Some couldn't remember. Most said in maybe the 9th or 10th grade. None had taken anything along those lines in college.
They were technical people. If it couldn't be framed as a mathematical formula, they weren't interested.
In a class of graduate students desiring an MBA, we had to start at the beginning. America is a republic, a representative democracy. There are different types of governments, even different types of democracies. This is how ours is different. There are three branches of government. They are defined by the Constitution. This is how we got our Constitution. And so it went.
From then on every semester started with a few days of basic 9th-grade civics as preparation for everything that would follow.

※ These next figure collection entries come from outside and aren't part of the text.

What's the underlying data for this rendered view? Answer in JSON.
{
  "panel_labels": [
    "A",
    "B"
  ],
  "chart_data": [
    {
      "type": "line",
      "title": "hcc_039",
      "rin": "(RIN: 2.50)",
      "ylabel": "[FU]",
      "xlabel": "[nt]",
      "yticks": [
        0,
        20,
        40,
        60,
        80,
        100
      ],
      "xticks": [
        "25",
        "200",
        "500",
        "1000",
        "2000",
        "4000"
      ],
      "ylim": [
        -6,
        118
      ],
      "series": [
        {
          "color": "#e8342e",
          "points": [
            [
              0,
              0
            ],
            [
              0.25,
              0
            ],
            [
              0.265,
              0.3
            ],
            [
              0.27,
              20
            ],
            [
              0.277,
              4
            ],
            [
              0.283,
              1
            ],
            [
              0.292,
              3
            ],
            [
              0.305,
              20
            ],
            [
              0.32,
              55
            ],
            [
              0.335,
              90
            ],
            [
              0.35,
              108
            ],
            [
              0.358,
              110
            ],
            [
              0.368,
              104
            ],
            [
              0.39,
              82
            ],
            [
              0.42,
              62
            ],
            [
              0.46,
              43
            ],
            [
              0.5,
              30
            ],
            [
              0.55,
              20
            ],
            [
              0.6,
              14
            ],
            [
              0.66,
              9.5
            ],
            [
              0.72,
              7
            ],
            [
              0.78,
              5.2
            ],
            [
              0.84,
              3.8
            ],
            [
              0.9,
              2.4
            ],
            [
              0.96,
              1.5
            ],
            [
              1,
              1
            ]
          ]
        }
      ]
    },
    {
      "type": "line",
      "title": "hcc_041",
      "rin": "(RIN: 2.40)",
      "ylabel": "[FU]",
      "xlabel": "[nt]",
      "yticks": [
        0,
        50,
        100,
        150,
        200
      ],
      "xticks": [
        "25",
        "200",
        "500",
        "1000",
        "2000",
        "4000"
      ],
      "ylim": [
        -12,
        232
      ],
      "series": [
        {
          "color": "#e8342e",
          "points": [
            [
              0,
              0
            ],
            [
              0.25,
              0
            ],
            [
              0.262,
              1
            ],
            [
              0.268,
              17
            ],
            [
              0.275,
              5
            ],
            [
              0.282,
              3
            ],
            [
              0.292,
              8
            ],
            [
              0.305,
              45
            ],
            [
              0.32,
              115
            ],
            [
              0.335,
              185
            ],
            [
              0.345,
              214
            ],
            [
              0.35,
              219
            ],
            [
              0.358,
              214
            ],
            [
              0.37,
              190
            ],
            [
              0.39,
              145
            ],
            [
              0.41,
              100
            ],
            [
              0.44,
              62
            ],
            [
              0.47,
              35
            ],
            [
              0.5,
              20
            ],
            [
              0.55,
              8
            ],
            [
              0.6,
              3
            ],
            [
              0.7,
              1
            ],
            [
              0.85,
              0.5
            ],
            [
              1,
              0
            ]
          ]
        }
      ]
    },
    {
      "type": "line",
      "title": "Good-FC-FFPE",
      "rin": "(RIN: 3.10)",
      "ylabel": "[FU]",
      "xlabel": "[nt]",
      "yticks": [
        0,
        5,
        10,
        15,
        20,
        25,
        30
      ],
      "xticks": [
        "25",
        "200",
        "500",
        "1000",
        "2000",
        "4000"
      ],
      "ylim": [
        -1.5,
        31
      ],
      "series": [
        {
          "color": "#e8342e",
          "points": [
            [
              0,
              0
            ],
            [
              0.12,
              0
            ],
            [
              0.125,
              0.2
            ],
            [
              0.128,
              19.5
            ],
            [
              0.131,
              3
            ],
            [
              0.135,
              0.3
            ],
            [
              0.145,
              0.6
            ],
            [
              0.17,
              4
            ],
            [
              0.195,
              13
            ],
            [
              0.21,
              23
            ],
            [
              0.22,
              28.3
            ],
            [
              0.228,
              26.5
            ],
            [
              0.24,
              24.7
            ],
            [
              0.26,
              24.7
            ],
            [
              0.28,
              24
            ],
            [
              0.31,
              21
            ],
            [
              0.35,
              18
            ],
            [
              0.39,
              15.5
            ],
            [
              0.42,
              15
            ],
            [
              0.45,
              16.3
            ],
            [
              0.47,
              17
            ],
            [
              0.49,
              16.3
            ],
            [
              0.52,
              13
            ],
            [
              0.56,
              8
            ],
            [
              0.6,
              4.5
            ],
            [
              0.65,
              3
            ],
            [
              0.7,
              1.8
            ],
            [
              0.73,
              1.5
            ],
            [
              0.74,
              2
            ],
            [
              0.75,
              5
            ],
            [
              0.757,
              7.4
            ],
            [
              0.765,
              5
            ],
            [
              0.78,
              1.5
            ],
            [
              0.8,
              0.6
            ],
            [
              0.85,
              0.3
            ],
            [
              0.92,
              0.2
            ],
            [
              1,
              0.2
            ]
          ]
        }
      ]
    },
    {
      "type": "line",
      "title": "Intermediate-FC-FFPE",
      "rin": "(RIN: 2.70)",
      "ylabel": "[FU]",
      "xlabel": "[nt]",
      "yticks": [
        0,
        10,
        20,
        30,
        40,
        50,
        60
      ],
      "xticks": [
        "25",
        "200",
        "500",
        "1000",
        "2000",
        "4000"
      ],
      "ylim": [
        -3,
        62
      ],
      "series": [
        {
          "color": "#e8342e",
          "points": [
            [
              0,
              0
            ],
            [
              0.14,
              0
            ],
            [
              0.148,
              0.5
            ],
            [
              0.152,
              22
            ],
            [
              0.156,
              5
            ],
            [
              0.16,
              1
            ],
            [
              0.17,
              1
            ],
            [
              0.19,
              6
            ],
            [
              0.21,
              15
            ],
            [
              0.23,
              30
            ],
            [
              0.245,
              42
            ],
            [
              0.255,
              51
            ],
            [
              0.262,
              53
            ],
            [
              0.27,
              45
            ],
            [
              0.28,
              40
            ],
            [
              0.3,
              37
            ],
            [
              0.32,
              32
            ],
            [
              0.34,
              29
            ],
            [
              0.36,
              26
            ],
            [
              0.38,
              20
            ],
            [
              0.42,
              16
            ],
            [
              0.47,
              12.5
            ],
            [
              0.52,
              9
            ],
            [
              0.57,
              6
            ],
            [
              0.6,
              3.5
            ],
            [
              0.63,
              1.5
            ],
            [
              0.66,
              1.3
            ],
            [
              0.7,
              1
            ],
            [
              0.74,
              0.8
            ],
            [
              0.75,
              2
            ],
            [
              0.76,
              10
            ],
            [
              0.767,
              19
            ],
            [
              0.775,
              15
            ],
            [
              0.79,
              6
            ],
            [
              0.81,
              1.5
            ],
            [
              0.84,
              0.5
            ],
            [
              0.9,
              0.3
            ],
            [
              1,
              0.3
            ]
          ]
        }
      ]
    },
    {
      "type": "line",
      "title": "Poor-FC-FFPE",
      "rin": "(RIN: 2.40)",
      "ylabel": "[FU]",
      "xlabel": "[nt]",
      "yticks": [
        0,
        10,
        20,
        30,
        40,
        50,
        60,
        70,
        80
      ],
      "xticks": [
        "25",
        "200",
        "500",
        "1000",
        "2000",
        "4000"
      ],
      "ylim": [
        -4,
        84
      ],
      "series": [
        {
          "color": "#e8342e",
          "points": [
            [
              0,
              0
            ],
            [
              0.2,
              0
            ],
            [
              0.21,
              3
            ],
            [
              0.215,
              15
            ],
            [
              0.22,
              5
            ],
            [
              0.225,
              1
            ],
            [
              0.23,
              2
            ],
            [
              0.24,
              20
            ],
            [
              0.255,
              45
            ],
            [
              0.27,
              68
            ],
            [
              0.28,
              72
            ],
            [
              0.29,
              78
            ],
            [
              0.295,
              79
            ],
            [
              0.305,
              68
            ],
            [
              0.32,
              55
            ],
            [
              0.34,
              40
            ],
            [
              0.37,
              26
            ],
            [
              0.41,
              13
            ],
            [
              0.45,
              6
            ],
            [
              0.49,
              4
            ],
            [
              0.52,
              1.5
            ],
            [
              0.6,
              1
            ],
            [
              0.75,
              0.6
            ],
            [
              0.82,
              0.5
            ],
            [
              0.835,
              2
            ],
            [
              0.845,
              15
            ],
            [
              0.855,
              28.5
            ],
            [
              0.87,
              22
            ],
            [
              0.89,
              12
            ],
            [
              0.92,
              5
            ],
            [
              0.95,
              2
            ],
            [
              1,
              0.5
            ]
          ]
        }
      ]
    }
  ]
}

I've learned that my budding corporate leaders were not unique. I am no longer surprised by people demanding their First or Second Amendment rights who have never read the Constitution. Many go on at length about what the Founding Fathers intended, but have never heard of the Federalist Papers.
Defenders of a corporate free market don't know that corporations were originally creatures of the state authorized, at least on paper, to do business to benefit the public good and the state itself. Regular voters admit that they never read the voter information booklet received in the mail, and don't actually know much about the initiatives or referenda they vote on.
In fact, they don't know the difference between the two. And so it goes.
We do need better civics education in our schools. We also need a way to provide remedial civics education for the adult population.
How about requiring a basic civics test to get or renew a drivers license? No? I guess the DMV has enough image problems as it is.
Well then, let the Luddites rule (no offense to the original Luddites).